壱☆光という札の朱字が融けるように崩れた。
「人間の理性がなくなって凶暴化してるから 飢えを満たしたいから それは違うんじゃないかと もしかしたら 冷たくなった血管に新鮮な血を流すことで元に戻ろうとしてるんじゃないかって思ったんです」
抑揚は全く無いのにしっかりと区切られる喋り方は、寿命に抗う壊れかけのミュージックプレーヤーのようだ。それに加え口をほとんど動かさない発声が違和感を加速させる。

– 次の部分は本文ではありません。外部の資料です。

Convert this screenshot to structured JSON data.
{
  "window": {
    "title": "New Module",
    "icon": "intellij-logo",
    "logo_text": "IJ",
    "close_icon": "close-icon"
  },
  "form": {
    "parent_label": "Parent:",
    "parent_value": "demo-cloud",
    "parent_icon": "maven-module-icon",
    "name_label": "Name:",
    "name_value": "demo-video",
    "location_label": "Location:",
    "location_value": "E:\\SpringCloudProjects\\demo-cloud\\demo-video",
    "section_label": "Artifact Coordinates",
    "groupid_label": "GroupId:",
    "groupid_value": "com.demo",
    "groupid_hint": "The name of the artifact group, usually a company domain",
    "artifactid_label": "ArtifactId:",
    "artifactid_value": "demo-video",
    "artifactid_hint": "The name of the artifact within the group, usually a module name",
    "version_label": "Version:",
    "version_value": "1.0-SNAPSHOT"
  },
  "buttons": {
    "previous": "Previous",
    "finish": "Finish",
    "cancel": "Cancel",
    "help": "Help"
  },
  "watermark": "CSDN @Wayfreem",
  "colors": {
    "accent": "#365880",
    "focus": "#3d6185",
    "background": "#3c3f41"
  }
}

一歩。呼気、というより薄く空いた口の隙間から吹いてきた冷たい腐敗臭に背筋が寒くなる。
おもむろに腕が持ち上がったかと思うと、袖に隠されていた手が露になった。温かい血が流れているようにはとても思えない青白い指先には獣の牙みたいに長く尖った爪がある。
「彼らはきっとそうして誰かに会おうとしているんです 俺みたいにね」
首を挟み込む両手はありえないほど冷たく、硬い。指が曲がって気道に強い圧がかけられたところで、ばきりと何か折れる音を聴いた。
🦇🎃
「さん……野坂さん!」
揺さぶられて目を覚ますと、札の向こうから心配そうに覗き込んでくるキョンシーがいた。
「もう、どこまで行ってるんですか! ここ三階の端っこですよ! もしかしたら別の階に行ったのかと思って探していたら着信音が聴こえたので来てみたら……立ったまま気を失っているようだったので驚きましたよ」
深いため息を吐く一星くんの言葉を聞き、よくもそんなところまで探しに来たものだと感心してしまう。それだけひとりぼっちで不安だったのだろう。
ハロウィンフェスの出店が並ぶ一階と比べたら空いているが、そう遠くないところに人の気配を感じる。
「もう会えないかと思いました」
声を震わせて俯いてしまった彼に、かぼちゃおばけドーナツの最後の一口をあげようと思い、ずっと握っていた棒を見やる。床に落ちて砕けたドーナツが目に入った。
棒は折れてしまっていた。木の繊維が渦を巻くようにして尖った先端は折り曲げてできたとは思えない。限界まで捻ったらこんなふうになるのだろうか。
夕食は好きなものを奢ってあげるよと許しを請うと、一星くんはすこしだけ期限を持ち直したらしい。
「じゃあ、一階のレストラン街に行きましょう。混んでいるでしょうけど、今度は迷子にならないでくださいね」
キョンシーは腕を軽く折り曲げて袖を垂らし、いたずらっ子っぽく舌先を覗かせた。